Articles Inspirational articles from Hay House authors

The Mystery of Memory

Let poetry unlock your healing power.
Kim  Rosen
Oct 07, 2009 at 10:00 AM

While an ancient Greek would tell you that your memories live in your beating heart and an early Buddhist could read to you from scriptures written on his bones, a modern scientist can’t tell you much with certainty about what memory is or how it works. It is quite remarkable that with all the information we humans have accrued by studying our own bodies, no one has conclusively cracked the mystery of memory. Of course, there are throngs of techniques and even surgical procedures—not to mention medications, vitamins, herbal concoctions, and foods—whose purpose it is to enhance memory. But no one can tell you for sure its size or shape or capacity or exactly why it behaves the way it does.

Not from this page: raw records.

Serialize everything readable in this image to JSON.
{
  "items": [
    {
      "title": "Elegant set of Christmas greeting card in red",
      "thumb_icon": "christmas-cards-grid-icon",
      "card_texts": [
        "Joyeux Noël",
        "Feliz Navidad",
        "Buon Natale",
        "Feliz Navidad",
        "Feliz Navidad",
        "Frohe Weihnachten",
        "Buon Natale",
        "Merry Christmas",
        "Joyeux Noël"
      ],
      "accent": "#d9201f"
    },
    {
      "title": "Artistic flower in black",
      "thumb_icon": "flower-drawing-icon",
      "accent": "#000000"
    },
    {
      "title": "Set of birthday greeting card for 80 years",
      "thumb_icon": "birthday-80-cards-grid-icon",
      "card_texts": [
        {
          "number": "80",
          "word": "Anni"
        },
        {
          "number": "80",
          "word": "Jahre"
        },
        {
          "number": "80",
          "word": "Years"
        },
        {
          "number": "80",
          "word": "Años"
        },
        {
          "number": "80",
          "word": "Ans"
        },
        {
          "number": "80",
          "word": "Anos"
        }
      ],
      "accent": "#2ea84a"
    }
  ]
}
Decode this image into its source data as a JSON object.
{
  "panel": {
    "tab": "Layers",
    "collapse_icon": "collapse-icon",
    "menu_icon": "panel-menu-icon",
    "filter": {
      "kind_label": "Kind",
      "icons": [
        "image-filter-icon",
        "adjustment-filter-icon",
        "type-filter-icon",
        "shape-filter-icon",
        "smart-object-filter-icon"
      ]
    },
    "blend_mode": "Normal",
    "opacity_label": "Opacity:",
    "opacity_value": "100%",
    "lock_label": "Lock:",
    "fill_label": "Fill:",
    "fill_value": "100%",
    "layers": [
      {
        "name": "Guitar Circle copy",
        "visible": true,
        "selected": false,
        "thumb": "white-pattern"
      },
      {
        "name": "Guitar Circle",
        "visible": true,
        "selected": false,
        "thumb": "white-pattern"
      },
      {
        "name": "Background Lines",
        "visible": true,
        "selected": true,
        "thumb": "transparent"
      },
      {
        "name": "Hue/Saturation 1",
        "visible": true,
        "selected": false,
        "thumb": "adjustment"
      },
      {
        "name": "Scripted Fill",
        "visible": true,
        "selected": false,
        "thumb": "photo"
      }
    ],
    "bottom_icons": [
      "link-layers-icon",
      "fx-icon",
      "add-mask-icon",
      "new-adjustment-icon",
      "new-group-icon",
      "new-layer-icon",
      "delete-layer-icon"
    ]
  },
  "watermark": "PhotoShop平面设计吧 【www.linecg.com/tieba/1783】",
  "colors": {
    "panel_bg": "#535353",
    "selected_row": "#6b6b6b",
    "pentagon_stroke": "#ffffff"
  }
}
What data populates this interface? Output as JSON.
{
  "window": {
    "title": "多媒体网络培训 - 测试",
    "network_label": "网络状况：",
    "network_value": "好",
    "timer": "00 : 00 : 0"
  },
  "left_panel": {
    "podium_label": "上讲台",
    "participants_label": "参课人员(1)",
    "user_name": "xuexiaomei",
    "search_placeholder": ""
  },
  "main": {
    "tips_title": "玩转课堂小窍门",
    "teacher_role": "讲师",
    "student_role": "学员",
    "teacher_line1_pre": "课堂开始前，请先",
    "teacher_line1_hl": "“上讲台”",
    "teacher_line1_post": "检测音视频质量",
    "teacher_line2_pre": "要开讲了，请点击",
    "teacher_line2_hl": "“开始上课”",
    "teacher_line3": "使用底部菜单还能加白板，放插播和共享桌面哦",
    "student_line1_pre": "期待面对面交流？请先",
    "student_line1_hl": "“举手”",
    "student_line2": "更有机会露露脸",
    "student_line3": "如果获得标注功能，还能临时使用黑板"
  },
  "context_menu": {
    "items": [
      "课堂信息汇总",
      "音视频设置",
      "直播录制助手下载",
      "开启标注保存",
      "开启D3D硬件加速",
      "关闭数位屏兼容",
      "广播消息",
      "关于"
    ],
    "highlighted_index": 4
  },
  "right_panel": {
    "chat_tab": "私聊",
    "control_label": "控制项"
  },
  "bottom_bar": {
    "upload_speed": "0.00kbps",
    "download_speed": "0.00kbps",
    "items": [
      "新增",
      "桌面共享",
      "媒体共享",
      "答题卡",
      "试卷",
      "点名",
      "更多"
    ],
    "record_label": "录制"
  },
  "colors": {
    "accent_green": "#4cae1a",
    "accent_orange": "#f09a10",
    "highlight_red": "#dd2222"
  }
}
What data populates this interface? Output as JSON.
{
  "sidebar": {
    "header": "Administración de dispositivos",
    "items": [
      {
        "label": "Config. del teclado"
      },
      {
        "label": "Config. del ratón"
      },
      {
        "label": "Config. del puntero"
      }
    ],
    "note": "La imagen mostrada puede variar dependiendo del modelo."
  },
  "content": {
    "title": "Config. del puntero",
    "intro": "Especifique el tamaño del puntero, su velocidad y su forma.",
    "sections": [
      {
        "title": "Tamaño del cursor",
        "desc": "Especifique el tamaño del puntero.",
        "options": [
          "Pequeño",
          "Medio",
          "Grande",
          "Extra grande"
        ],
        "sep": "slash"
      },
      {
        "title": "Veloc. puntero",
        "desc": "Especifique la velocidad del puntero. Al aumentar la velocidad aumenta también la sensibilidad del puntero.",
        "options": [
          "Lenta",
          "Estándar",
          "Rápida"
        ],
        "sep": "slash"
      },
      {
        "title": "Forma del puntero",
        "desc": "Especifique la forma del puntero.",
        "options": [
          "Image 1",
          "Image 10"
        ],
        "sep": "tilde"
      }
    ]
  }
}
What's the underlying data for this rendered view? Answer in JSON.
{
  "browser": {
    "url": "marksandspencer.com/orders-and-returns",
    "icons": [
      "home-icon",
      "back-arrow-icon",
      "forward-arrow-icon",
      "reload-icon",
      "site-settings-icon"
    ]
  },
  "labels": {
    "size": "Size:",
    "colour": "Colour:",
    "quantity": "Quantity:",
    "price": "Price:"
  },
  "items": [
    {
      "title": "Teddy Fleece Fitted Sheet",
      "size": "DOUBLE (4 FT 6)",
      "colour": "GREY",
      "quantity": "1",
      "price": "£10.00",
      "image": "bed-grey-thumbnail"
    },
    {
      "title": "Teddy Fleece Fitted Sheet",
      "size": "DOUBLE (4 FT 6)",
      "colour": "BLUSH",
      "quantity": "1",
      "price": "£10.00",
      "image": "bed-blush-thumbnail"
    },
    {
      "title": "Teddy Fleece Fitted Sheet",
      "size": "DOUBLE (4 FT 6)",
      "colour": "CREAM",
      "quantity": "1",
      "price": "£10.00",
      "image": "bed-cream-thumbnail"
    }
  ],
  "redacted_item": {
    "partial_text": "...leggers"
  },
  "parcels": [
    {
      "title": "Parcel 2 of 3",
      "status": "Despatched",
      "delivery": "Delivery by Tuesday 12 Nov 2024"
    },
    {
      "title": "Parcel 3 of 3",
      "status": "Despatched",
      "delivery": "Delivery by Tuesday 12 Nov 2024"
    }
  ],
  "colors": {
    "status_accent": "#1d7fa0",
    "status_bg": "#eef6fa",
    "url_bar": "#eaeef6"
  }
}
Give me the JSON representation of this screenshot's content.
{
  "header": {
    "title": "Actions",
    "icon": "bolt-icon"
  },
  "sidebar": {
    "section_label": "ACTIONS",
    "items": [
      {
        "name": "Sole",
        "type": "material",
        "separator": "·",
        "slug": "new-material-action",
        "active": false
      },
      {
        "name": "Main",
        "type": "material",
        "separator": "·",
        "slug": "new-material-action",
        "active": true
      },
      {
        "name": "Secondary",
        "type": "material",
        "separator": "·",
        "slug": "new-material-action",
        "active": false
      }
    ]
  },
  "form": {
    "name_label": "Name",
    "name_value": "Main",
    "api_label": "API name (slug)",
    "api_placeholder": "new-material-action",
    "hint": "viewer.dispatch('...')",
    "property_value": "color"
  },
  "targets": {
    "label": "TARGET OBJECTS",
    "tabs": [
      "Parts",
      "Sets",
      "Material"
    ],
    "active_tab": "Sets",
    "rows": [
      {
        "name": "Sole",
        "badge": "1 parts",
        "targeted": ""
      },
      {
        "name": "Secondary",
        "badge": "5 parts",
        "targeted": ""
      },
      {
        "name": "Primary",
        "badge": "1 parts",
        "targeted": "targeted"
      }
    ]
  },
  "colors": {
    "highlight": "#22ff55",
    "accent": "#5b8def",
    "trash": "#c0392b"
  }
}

Though they may not have found a way to measure the capacity of your memory, scientists have discovered in recent years that exercising it can be as important as exercising the body. It turns out that memory exercises stave off dementia and other forms of memory loss. Books, flash cards, and classes in the field of “Neurobics” have flooded the market with do-it-yourself memory workout programs for the aging brain.

You may be muttering under your breath by now that this is all well and good for some people, the ones who actually have an innate proclivity for memory, but you are not one of them, never have been, and never will be. I have heard this, or versions of it, from a startlingly high percentage of people. When I do, I feel the kind of heartbreak that a singing teacher must feel when, once again, she encounters a music lover who was told in sixth grade, as I was, to “just mouth the words.” I spent three decades believing I couldn’t sing—until Chloe Goodchild, a vocalist whose work on CD is appropriately called Your Naked Voice, unlocked the cage of my history and set my voice flying up into the present moment. Now I’ll blurt, bellow, and serenade at the least provocation. And, though I’m not always singing the expected note, it turns out I am definitely not tone-deaf.

Anyone can learn a poem by heart. Perhaps your natural capacity is obscured by memories of painful attempts in your past and projected failures in your future. But I’ve never met anyone who couldn’t eventually learn poems with ease. Whatever beliefs you hold about the limitations of your own memory, I urge you to question them. As scientists and mystics will concur, memory is a great mystery and whatever you believe to be true about it could as easily be fiction. Who knows how vast your memory is or what it can hold? Science’s latest theory is that a memory is a pattern of synaptic connections in the brain. There are about a thousand trillion such connections possible. That means there is the potential for 30 times as much to be stored in your brain as is stored in the entire Library of Congress.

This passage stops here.